Kenti meşgul eden belediye meclisi üyeliği seçim kampanyası sürecinde ırklar arası mücadeleyi sergilerken taraf tutmuyor. Siyasi iktidar uğruna beyazın da siyahın da aynı aşağılık yollara başvurduğunu vurguluyor. Filmin belki de en çarpıcı sekansında, beyaz aday Jack Mulligan’ın (Colin Farrell) güney Chicago’nun yoksul mahallesinden kendi yaşadığı ve seçim kampanyasının merkezi olarak kullandığı refah semtteki gösterişli evine doğru araba yolculuğunu tek plan olarak çekmiş. Bizler siyahi şoförün kullandığı otomobilin arka koltuğunda aday Mulligan ile asistanının yaptığı konuşmaya kulak verirken, tek kamera yoksulluktan refaha geçişi tam zamanlı bir plan sekansta görüntülüyor.

‘Dul Kadınlar’ #MeToo hareketine gönülden destek veren bir kadınlar dayanışması filmi aynı zamanda. Yönetmenin ilk kez kadın karakterleri merkeze oturttuğu çalışmasında, erkekler dünyasında hayatta kalmaya çalışan farklı sınıf ve ırktan dört kadının mücadelesini izliyoruz. Özgüveni yüksek güçlü Veronica kocasının ölümüyle herşeyini kaybetmiştir. Polonya göçmeni aileye mensup gösterişli sarışın Alice (Elisabeth Debicki) hayattayken dayağını yediği kocasının ardından yaşamını sürdürebilmek işbilir annesinin (Jacki Weaver) zorlamasıyla fahişeliğe yönelmek üzeredir. Meksika kökenli Linda (Michelle Rodriguez) ölen eşinin teminat olarak gösterdiği dükkanını kaybetmiştir. Bu üçlüye sonradan şoför olarak katılan siyahi Belle (Cynthia Erivo) ise babasız kızını büyütebilmek için işten işe koşan emekçi bir kadındır.

‘Kayıp Kız / Gone Girl’ün (Şikagolu) yazarı Gillian Flynn ile birlikte yazdığı senaryodan yola çıkan McQueen başta eşsiz Viola Davis olmak üzere göz kamaştırıcı bir oyuncu kadrosunu mükemmel yönetmiş. Yan rollerde Lukas Haas (Alice’in zengin müşterisi), yaşlı kurt Robert Duvall (baba Mulligan) gibi deneyimli isimleri, ‘Kapan / Get Out’un Oscar adayı mazlumu Daniel Kaluuya’yı gözü dönmüş psikopat Jatemme Manning kompozisyonunda izlemenin keyfine varıyoruz.

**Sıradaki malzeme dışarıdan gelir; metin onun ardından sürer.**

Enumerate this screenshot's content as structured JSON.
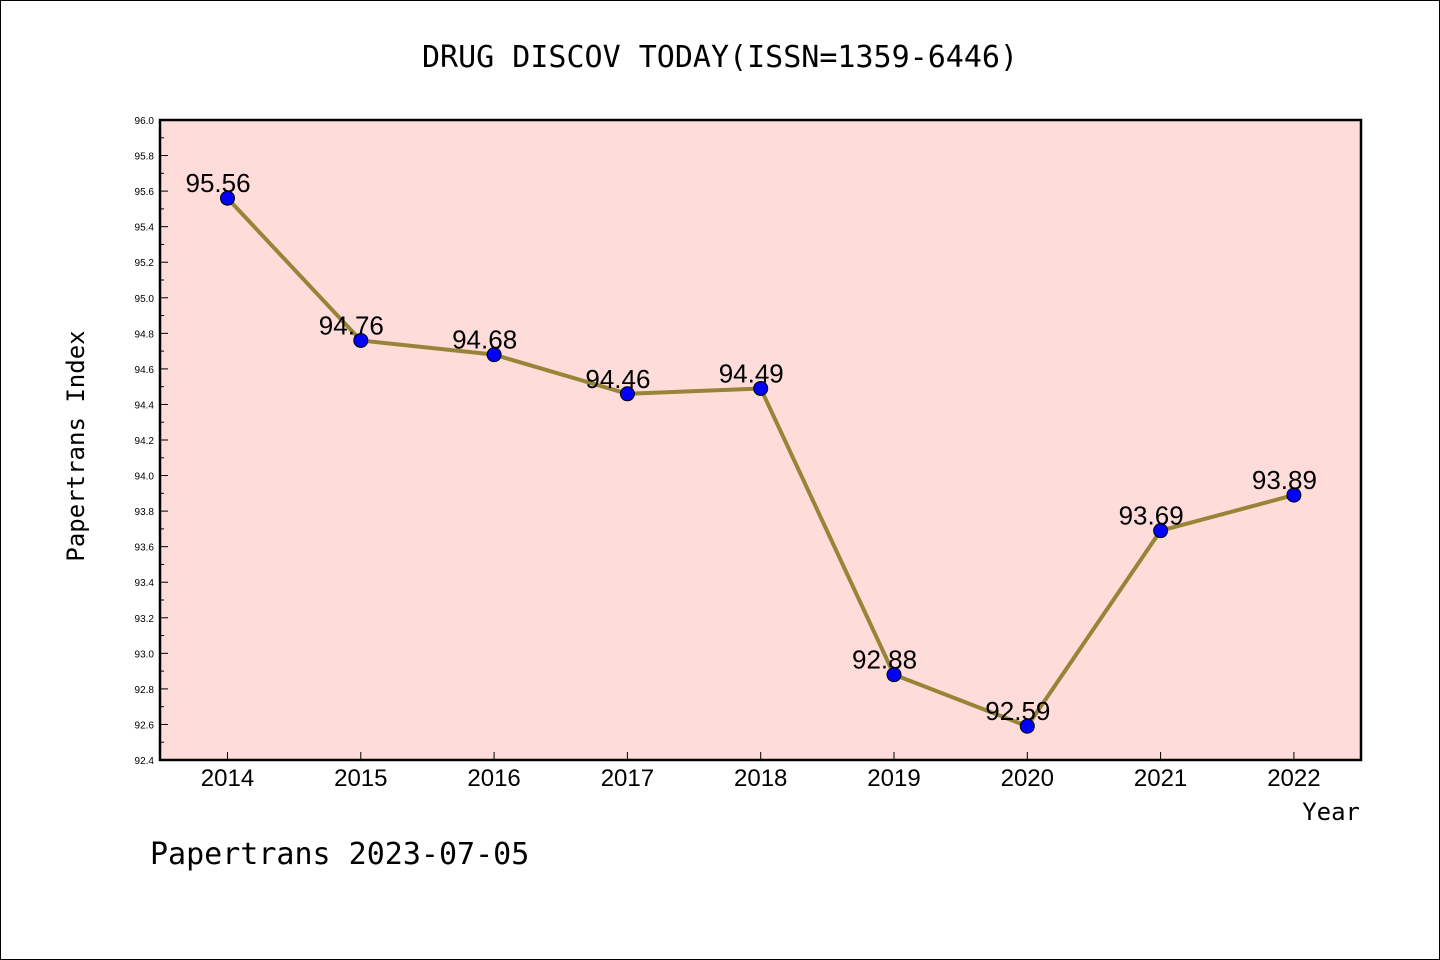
{
  "chart_data": {
    "type": "line",
    "title": "DRUG DISCOV TODAY(ISSN=1359-6446)",
    "xlabel": "Year",
    "ylabel": "Papertrans Index",
    "categories": [
      "2014",
      "2015",
      "2016",
      "2017",
      "2018",
      "2019",
      "2020",
      "2021",
      "2022"
    ],
    "values": [
      95.56,
      94.76,
      94.68,
      94.46,
      94.49,
      92.88,
      92.59,
      93.69,
      93.89
    ],
    "value_labels": [
      "95.56",
      "94.76",
      "94.68",
      "94.46",
      "94.49",
      "92.88",
      "92.59",
      "93.69",
      "93.89"
    ],
    "ylim": [
      92.4,
      96.0
    ],
    "yticks": [
      "92.4",
      "92.6",
      "92.8",
      "93.0",
      "93.2",
      "93.4",
      "93.6",
      "93.8",
      "94.0",
      "94.2",
      "94.4",
      "94.6",
      "94.8",
      "95.0",
      "95.2",
      "95.4",
      "95.6",
      "95.8",
      "96.0"
    ],
    "grid": false,
    "legend": "none",
    "colors": {
      "plot_background": "#fddcda",
      "line": "#968437",
      "marker": "#0000ff"
    }
  },
  "footer": "Papertrans 2023-07-05"
}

Görünürdeki soygun öyküsü çerçevesinde cinsel ayrımcılığı, ırkçı polis şiddetini, ırklar arası evliliği, yolsuzluk ve derin siyasi yozlaşmanın kökenlerini (filmin Al Capone benzeri eski gangsterlerin ortaya çıktığı ve daha sonra kanunen aklandığı Chicago’da geçmesi boşuna değil) irdeleyen, bunu yaparken anaakım sinemanın seyirlik unsurlarını ustaca kullanan ‘Dul Kadınlar’ı ben pek sevdim. Bana 70’li yılların sosyal eleştiri kaygısı taşıyan Lumet, Pollack ya da Pakula benzeri sinemacıların çabalarını hatırlatan bu özel film yılın en ilgiye değer Amerikan yapımlarından biri.